The left's latest misinformation campaign claims that if President Bush would just call off the tax cuts, there would be more than enough revenue to make Social Security solvent in perpetuity. As perpetually wrong economist Paul Krugman put it in Monday's New York Times, "Repealing Mr. Bush's tax cuts would yield enough revenue to call off his proposed (Social Security) benefit cuts, and still leave $8 trillion in change."

What those on the left never tell you is they make this calculation assuming, contrary to all available empirical evidence, that no one's economic behavior changed at all when the Bush tax rate reductions were enacted. Under this ridiculous assumption, you don't need a Ph.D. in economics to calculate the so-called "revenue loss" - in Krugman's words $8 trillion. Here's how he calculates the so-called decline in revenues.

If nothing else transpires when tax rates on capital and labor are reduced, he simply multiplies the reduction in the tax rate times the amount of capital and labor that is subject to the tax (this is commonly called the tax base).

In the static world that liberals like Krugman inhabit, people don't save and invest more when the tax rate on dividends and capital gains is lowered. People don't work harder when the tax rate on labor is reduced. Entrepreneurs don't start more new ventures when the capital gains tax rate is reduced, and businesses don't invest in more plant and equipment when they are allowed to write the investments off in the first year rather than having to depreciate them over a decade or more.

Of course, nothing could be further from reality. The laws of supply and demand work just the same for capital and labor as they do for other commodities. Raise the price of a good and you will sell less of it. Lower its price and you will sell more of it. Therefore, firms can't maximize their revenue by simply raising their prices. They must optimize prices by finding the one unique price - not too high, not too low - that will lead to just the right amount of sales to maximize revenues.
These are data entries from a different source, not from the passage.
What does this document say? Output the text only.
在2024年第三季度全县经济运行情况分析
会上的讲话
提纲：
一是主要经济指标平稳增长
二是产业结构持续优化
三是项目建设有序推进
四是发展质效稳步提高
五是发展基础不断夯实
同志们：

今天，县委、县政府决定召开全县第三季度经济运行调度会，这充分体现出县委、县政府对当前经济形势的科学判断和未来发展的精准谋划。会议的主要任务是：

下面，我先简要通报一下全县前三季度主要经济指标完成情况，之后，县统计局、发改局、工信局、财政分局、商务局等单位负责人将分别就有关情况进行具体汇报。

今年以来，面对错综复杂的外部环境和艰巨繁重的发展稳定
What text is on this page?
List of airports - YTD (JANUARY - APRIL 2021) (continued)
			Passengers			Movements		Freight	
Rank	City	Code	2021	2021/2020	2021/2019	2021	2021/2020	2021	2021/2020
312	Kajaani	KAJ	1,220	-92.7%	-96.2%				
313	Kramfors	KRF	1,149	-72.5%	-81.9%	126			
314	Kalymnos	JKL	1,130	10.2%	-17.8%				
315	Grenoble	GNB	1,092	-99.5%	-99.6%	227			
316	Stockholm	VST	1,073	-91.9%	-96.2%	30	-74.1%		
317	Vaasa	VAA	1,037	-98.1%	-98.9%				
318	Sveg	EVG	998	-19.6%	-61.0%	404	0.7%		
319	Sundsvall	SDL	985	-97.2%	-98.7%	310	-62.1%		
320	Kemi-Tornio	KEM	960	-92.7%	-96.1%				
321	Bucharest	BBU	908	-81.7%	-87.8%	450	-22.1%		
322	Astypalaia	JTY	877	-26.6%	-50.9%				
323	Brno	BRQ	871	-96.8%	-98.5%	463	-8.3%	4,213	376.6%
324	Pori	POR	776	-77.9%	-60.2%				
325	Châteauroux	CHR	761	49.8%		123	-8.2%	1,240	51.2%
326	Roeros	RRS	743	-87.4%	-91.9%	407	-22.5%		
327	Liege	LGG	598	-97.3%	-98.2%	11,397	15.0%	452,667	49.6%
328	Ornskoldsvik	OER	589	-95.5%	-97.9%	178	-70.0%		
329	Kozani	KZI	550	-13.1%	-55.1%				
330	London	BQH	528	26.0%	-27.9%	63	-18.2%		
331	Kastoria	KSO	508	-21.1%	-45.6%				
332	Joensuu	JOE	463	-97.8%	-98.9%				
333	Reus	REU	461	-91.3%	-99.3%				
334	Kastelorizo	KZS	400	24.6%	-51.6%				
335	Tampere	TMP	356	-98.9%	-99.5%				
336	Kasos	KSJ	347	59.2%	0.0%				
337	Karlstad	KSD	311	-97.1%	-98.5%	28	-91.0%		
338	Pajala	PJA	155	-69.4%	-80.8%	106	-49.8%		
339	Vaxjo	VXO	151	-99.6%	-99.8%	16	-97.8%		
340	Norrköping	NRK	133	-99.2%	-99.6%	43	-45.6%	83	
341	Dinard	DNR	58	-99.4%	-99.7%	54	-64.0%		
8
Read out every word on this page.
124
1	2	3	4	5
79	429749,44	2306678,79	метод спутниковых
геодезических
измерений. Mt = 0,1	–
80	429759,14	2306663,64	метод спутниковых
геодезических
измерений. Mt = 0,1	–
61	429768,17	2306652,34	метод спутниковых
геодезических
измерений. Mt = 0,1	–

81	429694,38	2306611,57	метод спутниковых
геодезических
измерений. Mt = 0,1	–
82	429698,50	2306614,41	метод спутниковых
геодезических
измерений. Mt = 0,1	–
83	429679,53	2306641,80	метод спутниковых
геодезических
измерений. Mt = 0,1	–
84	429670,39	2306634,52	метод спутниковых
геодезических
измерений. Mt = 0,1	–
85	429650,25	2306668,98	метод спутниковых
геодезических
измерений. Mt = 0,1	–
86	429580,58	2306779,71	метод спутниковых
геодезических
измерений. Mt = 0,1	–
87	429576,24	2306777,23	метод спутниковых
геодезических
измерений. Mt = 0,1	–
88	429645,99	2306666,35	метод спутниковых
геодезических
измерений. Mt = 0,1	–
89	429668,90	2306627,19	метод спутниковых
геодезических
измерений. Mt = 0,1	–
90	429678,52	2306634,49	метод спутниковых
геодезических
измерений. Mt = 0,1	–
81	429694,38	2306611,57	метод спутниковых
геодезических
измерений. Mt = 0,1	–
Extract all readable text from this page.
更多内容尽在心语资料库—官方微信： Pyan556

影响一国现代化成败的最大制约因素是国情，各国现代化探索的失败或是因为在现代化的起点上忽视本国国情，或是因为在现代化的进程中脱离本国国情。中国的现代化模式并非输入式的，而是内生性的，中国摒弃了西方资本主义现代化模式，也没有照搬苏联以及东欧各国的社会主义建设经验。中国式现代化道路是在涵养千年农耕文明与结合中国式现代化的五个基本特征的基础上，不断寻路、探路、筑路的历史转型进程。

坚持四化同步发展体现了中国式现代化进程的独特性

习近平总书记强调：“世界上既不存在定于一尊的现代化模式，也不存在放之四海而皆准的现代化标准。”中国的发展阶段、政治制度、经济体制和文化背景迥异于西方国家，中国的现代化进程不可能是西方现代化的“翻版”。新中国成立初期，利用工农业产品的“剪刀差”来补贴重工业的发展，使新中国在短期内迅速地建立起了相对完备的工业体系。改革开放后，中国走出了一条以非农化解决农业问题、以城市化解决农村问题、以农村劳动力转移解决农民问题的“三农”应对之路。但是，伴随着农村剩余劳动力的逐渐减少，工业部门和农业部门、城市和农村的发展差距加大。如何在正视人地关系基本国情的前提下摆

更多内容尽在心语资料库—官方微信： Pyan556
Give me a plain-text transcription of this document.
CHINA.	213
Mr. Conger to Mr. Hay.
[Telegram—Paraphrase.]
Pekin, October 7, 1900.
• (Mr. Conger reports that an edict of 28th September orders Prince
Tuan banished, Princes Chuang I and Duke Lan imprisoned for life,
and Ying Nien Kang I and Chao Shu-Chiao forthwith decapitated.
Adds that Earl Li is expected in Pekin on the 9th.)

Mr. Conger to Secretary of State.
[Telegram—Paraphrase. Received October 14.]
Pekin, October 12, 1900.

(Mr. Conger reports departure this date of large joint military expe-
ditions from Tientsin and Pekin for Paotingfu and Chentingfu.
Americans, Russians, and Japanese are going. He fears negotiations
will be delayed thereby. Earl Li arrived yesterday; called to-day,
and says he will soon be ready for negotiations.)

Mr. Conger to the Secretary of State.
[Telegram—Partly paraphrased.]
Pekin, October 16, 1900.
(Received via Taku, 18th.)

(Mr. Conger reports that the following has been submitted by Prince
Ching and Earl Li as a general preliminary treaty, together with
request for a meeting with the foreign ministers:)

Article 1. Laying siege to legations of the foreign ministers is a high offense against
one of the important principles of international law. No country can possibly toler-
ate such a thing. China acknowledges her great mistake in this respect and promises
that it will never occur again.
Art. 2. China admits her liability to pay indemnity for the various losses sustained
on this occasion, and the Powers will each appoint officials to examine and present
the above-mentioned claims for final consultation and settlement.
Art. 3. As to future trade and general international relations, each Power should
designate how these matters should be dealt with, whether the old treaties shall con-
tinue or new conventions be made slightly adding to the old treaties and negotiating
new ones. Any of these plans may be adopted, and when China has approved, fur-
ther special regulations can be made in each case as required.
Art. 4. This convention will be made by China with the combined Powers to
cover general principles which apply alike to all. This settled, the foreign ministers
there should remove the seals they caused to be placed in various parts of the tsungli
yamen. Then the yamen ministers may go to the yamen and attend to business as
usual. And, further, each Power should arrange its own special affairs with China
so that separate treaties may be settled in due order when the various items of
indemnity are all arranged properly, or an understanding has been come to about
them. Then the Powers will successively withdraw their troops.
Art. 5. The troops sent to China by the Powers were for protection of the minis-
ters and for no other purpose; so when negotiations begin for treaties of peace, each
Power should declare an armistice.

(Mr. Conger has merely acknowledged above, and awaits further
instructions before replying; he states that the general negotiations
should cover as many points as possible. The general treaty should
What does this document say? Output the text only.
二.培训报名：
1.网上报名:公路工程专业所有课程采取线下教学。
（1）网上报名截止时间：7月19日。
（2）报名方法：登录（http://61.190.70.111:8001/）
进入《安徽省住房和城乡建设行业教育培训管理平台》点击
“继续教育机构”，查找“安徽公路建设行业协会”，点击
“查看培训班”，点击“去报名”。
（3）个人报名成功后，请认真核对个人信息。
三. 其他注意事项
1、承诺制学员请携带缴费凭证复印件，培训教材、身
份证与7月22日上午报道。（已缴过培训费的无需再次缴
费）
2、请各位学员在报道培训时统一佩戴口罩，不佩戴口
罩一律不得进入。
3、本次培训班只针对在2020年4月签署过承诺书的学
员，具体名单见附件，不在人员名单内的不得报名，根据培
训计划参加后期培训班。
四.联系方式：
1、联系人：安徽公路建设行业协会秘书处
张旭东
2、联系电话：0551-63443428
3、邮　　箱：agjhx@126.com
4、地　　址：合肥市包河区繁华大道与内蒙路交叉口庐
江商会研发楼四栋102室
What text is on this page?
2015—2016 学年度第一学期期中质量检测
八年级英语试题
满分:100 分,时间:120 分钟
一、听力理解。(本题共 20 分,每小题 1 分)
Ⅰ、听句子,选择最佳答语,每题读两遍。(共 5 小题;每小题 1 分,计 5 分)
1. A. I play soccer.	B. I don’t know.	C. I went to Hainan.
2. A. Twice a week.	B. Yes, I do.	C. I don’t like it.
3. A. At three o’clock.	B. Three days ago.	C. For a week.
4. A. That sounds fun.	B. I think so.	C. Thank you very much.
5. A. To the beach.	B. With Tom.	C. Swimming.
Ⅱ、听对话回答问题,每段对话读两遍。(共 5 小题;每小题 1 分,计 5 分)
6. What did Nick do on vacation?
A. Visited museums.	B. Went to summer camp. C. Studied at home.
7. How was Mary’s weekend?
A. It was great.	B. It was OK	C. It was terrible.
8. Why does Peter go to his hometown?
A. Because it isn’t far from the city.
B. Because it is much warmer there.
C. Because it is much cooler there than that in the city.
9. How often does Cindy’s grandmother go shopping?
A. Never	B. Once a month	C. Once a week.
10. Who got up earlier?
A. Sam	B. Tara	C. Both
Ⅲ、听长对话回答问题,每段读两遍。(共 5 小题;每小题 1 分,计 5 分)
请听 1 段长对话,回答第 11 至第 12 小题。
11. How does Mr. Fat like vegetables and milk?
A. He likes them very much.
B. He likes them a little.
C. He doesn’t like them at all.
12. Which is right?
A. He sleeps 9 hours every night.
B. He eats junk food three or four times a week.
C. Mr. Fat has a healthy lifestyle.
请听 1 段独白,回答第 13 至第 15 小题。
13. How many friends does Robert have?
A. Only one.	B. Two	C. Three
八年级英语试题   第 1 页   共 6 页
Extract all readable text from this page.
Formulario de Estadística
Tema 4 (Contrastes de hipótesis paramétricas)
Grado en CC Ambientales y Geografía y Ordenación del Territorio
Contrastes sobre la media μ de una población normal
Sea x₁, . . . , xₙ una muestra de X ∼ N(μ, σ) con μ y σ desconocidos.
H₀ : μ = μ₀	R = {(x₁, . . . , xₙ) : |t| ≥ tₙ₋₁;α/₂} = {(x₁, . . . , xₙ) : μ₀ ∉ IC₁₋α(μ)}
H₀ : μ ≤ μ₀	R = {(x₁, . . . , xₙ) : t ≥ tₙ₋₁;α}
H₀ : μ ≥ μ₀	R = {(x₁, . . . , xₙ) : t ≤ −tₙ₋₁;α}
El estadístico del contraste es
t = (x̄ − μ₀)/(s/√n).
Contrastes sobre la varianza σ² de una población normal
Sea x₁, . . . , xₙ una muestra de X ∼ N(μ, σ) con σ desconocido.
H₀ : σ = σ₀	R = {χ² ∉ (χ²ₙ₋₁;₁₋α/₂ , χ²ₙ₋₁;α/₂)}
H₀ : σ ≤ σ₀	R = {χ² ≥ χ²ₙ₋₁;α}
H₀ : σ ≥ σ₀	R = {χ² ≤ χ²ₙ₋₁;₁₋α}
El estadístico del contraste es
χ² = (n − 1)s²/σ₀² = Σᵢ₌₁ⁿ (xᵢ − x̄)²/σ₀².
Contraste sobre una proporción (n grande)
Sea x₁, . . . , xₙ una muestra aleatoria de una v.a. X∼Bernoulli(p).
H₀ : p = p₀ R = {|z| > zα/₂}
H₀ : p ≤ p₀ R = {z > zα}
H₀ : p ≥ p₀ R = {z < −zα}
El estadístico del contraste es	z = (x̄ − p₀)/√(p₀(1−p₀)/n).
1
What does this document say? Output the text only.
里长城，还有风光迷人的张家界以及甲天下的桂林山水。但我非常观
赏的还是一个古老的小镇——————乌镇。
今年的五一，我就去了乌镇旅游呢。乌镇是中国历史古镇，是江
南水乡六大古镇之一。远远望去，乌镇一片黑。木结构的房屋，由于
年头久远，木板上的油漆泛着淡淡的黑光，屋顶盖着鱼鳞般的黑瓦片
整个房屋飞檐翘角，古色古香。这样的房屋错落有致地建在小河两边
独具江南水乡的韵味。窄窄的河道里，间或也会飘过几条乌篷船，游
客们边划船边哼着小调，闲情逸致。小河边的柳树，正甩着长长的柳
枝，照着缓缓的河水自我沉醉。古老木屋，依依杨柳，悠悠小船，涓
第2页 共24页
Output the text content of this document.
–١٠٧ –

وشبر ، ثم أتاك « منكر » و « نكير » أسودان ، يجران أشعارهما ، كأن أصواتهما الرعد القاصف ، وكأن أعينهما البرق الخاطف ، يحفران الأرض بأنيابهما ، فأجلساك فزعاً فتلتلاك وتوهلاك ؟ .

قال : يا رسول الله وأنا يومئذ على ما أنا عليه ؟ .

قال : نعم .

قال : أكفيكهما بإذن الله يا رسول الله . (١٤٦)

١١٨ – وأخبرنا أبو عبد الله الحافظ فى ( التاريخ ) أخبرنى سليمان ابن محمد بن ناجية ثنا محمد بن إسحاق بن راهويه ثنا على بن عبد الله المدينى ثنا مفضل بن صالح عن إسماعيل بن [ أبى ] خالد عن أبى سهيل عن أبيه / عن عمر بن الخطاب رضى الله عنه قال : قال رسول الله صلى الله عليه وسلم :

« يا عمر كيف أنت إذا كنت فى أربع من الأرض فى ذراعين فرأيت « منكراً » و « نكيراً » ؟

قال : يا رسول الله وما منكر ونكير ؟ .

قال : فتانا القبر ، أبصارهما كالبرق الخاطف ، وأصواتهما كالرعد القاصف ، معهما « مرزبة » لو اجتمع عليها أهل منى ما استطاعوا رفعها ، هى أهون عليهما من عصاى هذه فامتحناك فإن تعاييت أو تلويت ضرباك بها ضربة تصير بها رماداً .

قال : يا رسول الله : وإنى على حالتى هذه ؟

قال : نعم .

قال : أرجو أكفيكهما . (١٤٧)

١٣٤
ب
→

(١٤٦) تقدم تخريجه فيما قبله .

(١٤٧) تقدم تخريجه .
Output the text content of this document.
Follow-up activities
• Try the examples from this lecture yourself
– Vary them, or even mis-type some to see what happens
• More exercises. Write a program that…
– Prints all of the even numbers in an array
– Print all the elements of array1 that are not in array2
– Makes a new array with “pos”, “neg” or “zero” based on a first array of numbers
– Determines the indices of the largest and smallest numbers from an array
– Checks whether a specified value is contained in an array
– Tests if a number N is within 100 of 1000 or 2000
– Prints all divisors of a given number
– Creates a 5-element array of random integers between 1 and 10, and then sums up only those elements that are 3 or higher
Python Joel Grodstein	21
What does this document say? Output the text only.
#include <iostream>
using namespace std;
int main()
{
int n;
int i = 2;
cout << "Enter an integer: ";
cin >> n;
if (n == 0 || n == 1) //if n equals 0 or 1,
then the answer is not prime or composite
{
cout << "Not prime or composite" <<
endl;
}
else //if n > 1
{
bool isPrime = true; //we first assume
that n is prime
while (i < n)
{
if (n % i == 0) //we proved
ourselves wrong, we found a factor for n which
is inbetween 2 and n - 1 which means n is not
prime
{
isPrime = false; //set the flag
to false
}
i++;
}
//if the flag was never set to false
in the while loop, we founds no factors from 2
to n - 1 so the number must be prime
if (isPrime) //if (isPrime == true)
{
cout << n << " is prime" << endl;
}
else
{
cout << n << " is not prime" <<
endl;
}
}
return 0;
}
The dynamic consequences of changes in tax rates, like any other price changes, ripple across all sectors of the economy. Raise taxes on labor, for example, and you lower workers' after-tax wages. Workers will work less at the prevailing wage, which means some or all of the higher revenues Krugman calculated will evaporate as fewer workers report to work. Moreover, firms must counteract or circumvent workers' reaction to higher labor taxes by paying them higher wages, substituting capital for labor to compensate for fewer workers willing to work at prevailing wages or by producing and selling fewer goods and services, probably some combination of all three.